Investments in renewables will continue to shrink the share of coal, but crude, which contributes 28% to the overall energy mix and is a large source of carbon emissions, will see changing dynamics as we migrate to meet the emission target for 203, CRISIL has stated in a research report. Notably, 50% of crude consumption in India is for transportation.
Within crude, petrol and diesel have a share of 14% and 39%, respectively. Also, petrol and diesel together account for 93% of the overall transportation fuel basket," CRISIL has stated.
"An analysis shows government initiatives to control emissions will impact the transportation sector on three major counts this decade. Through fiscal 2025, aggressive adoption of compressed natural gas (CNG) and ethanol blending will help slow down growth in demand for petrol. Beyond that year, there will be further flattening as electric vehicles (EV) hit the road rapidly," the rating agency has said.
According to the CRISIL report, these initiatives will, in turn, have three broad effects. "One, they will displace a significant portion of diesel and petrol sales in coming years. Diesel consumption will log a compound annual growth rate (CAGR) of ~4% between fiscals 2022 and 2025, but slow to ~2.5% between fiscals 2025 and 2030, given continuous penetration of CNG vehicles. The brakes will slam harder on petrol sales, slowing it from an already low CAGR of 2% between fiscals 2022 and 2025 to a mere 1% CAGR between fiscals 2025 and 2030," the report has said.
"Two, 40-60 million tonne per annum (MTPA) of capacity addition lined up by refiners - over and above 110 MT that will come on-stream by fiscal 2030 - may need to be trimmed as these may not be needed. Even excluding these 40-60 MTPA capacities, we see utilisation of refiners remaining below 100% through most of this decade for the first time in years.
Three, refiners are trying to re-invent themselves through diversification and revenue-stream expansion by producing more value-added products such as petrochemicals. With such large-scale, planned petrochemical and crude-to-chemical capacities bringing in more efficiencies, India will be better-placed to export surpluses over the longer term. From being a net importer of many petrochemicals so far, it will shift to becoming an exporter amid plant shutdowns in Europe and continued demand from China," the report adds.
The viability of such integrated capacities in the global landscape remains a monitorable. However, it is expected to evolve further, firming up India's value proposition in the global landscape.

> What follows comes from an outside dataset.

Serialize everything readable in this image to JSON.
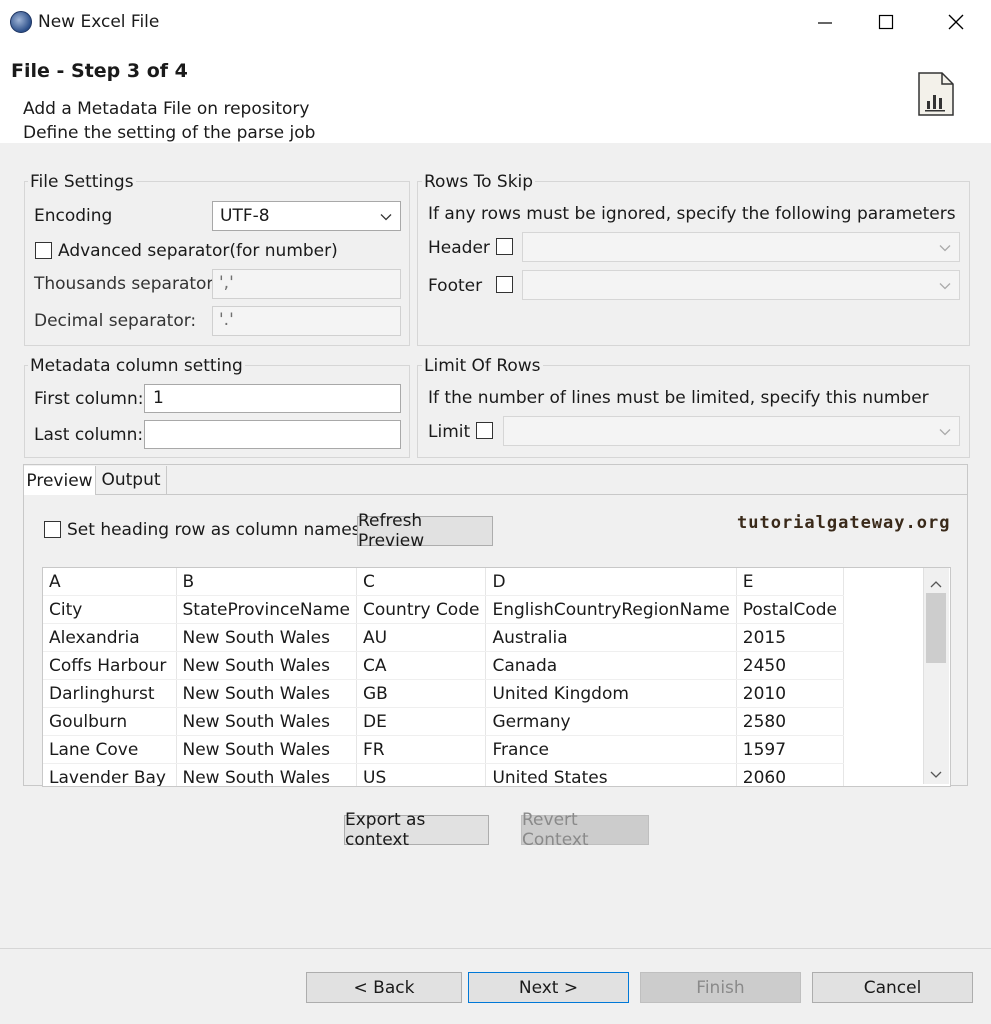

Petrol demand to idle by fiscal 2030, diesel growth to moderate
According to the CRISIL report, domestic demand for petrol (excluding ethanol) is expected to grow a mere 2% between fiscals 2022 and 2025.
"Between fiscals 2020 and 2025, it is expected to be flattish at 28.8-29 MTPA. Over the next three years, 28-30 MT of domestic sales is expected to be displaced: 16-18 MT because of ethanol blending, 9-11 MT due to CNG and 1-2 MT by EVs. As EV penetration gains momentum post fiscal 2025, largely led by the two-wheeler segment, the fuel displacement is likely to get sharper. We expect a total loss of 70-72 MTPA between fiscals 2026 and 2030 - 46% attributable to ethanol blending, 34% to CNG, and 20% to Evs," the research has stated.